If the appellate court interprets the in forma pauperis statute to be limited solely to the issue of whether or not a party to a lawsuit can afford to pay certain costs in such lawsuit — without consideration of any other factors such as we have here, then they will say so promptly, I am sure. If in forma pauperis status is granted the rather novel situation would result wherein the United States would be financing a lawsuit for which it stands to collect a portion of any fines awarded, but where the actions of the United States are the primary reason for the assessment of any penalties. The novelty of this situation would be increased in later trials in that a number of defendants yet to be tried have brought third party complaints against the United States as a result of the failure of the United States to make licenses available.

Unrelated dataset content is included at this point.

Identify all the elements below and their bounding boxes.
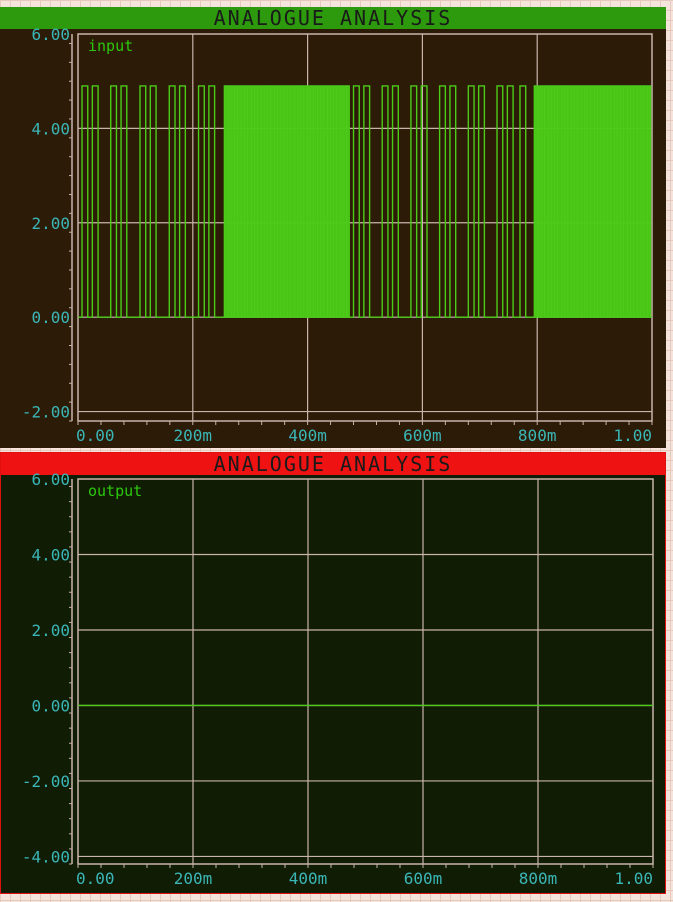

If, however, discretion is given to the trial court to consider matters other than financial abilities of party litigants, then it is clear that the situation in this case militates against a carte blanche approval of an in forma pauperis status for plaintiff. Title 28 U.S.C. § 1915 states that the court "may" authorize, etc. This, standing alone, surely allows discretion.

This Court, in exercising its discretion in a field replete with complexities, hereby refuses and denies Plaintiff Keith's application for in forma pauperis status relative to subpoenas for defendants and witnesses.

The foregoing opinion shall constitute this Court's Findings of Fact and Conclusions of Law.

NOTES

[1] All penalties which shall accrue under this title shall be sued for and recovered in an action in the nature of an action debt, in the name of the United States, before any court having jurisdiction of the same, in any State or Territory in which the defendant shall be arrested or found, the one half to the use of the informer and the other half to the use of the United States, except when the prosecution shall be first instituted on behalf of the United States, in which case the whole shall be to their use.

[2] For a discussion of the history of governmental regulation of trade with Indians, see U.S. Department of the Interior, Federal Indian Law (1958), pp. 373-381; Cohen, Handbook of Federal Indian Law (1942), pp. 348-351.